Oxidized lipids thus join the intriguing lists of reported triggers of ET formation [1,4,8]. As stated by Awasthi et al. most inflammatory foci will contain a myriad of bioactive molecules impacting numerous receptor and signaling pathways relating to neutrophil function and fate. Of relevance to their studies, recent literature has emphasized the pleotropic biological effects of molecular species derived from oxidized unsaturated fatty acids [3032,35]. Confounding interpretations of the specific roles that oxidized lipids many play in an inflammatory mileau is the co-existence of varying concentrations of anti-inflammatory resolving lipids derived from unsaturated fatty acids and capable of modulating numerous pro-inflammatory pathways [3638].

As previously mentioned, overly active NET formation (or ineffective clearance) is believed to be linked to deleterious effects on host tissues in numerous inflammatory diseases [4,8]. Cystic fibrosis (CF) and asthma represent two ET-related RT diseases where ETosis is believed to contribute to disease mechanisms. In CF, the absence of CFTR function severely compromises RT innate inflammatory-immune processes which play critical roles in disease pathobiology.
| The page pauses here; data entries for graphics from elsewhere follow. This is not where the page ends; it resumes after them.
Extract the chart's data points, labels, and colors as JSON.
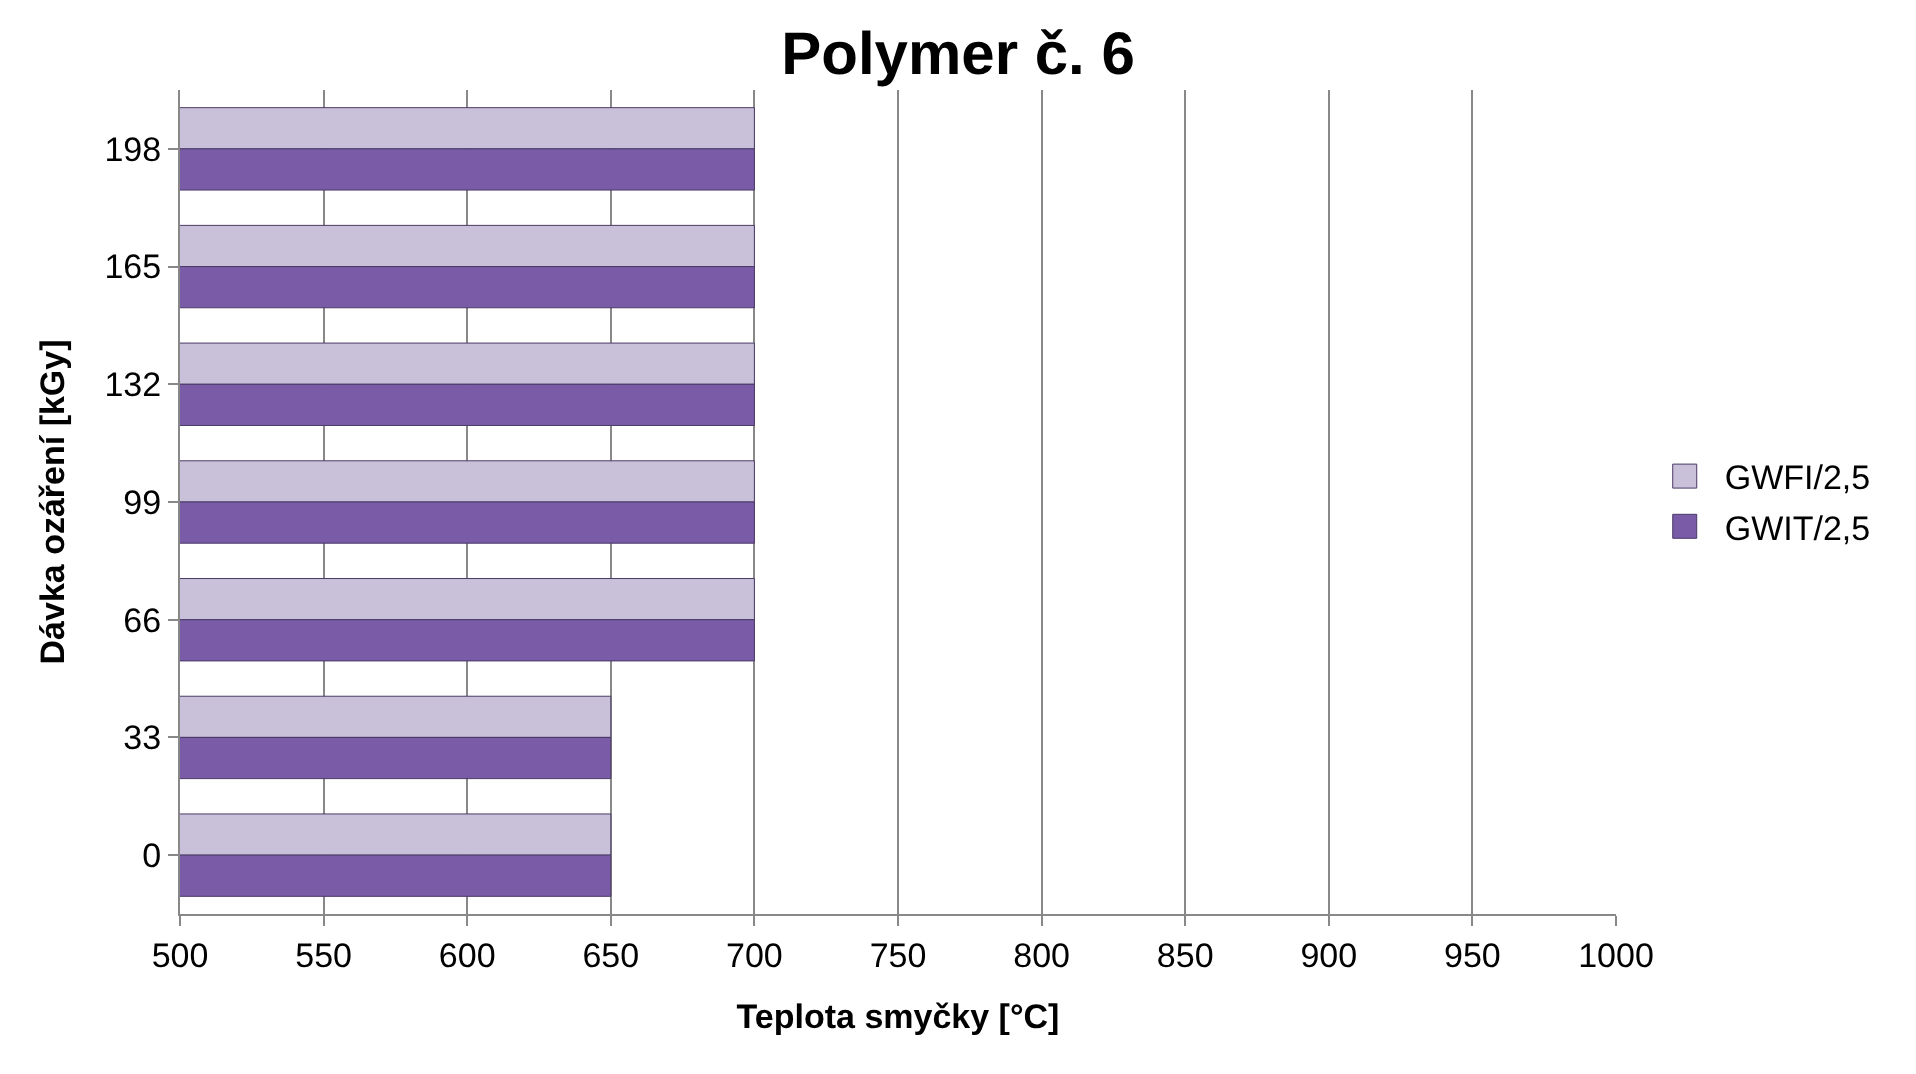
{
  "chart_data": {
    "type": "bar",
    "orientation": "horizontal",
    "title": "Polymer č. 6",
    "xlabel": "Teplota smyčky [°C]",
    "ylabel": "Dávka ozáření [kGy]",
    "categories": [
      "198",
      "165",
      "132",
      "99",
      "66",
      "33",
      "0"
    ],
    "series": [
      {
        "name": "GWFI/2,5",
        "color": "#c9c0da",
        "values": [
          700,
          700,
          700,
          700,
          700,
          650,
          650
        ]
      },
      {
        "name": "GWIT/2,5",
        "color": "#7a5ba8",
        "values": [
          700,
          700,
          700,
          700,
          700,
          650,
          650
        ]
      }
    ],
    "xlim": [
      500,
      1000
    ],
    "xticks": [
      500,
      550,
      600,
      650,
      700,
      750,
      800,
      850,
      900,
      950,
      1000
    ],
    "grid": "x",
    "legend": "right"
  }
}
The natural history of the disease is characterized by progressively intense RT bacterial colonization and unresolved inflammation [39,40]. RT secretions in CF contain a plethora of neutrophils exhibiting numerous activation states (including dysfunctional phenotypes), an abundance of DNA attributed to NETs and their cytotoxic histones, as well as necrotic and apoptotic neutrophils along with an impressive accumulation of numerous cytokines, chemokines, acute phase proteins, antimicrobial peptides, oxidized lipids including oxysterols and ROS [4042]. Many of these constituents are capable of inducing the massive NETosis shown to be present in the RT of CF subjects [43,44]. Importantly, CF patients also appear to have a deficiency of anti-inflammatory pro-resolution factors such as surfactant protein-D and the forementioned specialized pro-resolving mediators derived from omega-3 and omega-6 fatty acids [42,45]. It is readily apparent that effective therapy targeting NETosis could possibly benefit CF, a disease in which new anti-inflammatory therapies are aggressively being sought in order to complement the new CFTR correctors and potentiators which are revolutionizing the treatment of this disease [46,47]. In a similar vein, both eosinophilic and neutrophilic ETs are reported in asthmatic airway secretions [3]. Just as in CF, their specific contributions to the pathophysiology of asthma are still not completely or well understood.

In conclusion, in can be expected that oxidized LDL species and especially selective oxidized phospholipids are capable of affecting neutrophil NETosis in inflammatory mileau containing both ROS and unsaturated lipids. As discussed by Awasthi et al. the degree to which they contribute will depend on the overall repertoire of inflammatory cells and ET-influencing compounds in the inflammatory space, confounded by the presence and cross-talk of many other bioactive inflammatory compounds, and the context of the inflamed host tissue. Further work will be needed to substantiate the role of the oxidized lipids studied by Awasthi and colleagues in modulating NETosis within complex inflammatory mileau. Unraveling the myriad of interactive signals and pathways influencing NETosis and designing therapeutic approaches to modulate its formation and clearance will continue to present formidable challenges. This may require robust agendas of biologic and metabolipidomic profiling approaches to identify targets on which to base new therapeutic approaches designed to dampen, or in some cases strengthen, NET formations. Such approaches should lead to a better understanding of inflammatory human disease and novel future therapeutic approaches.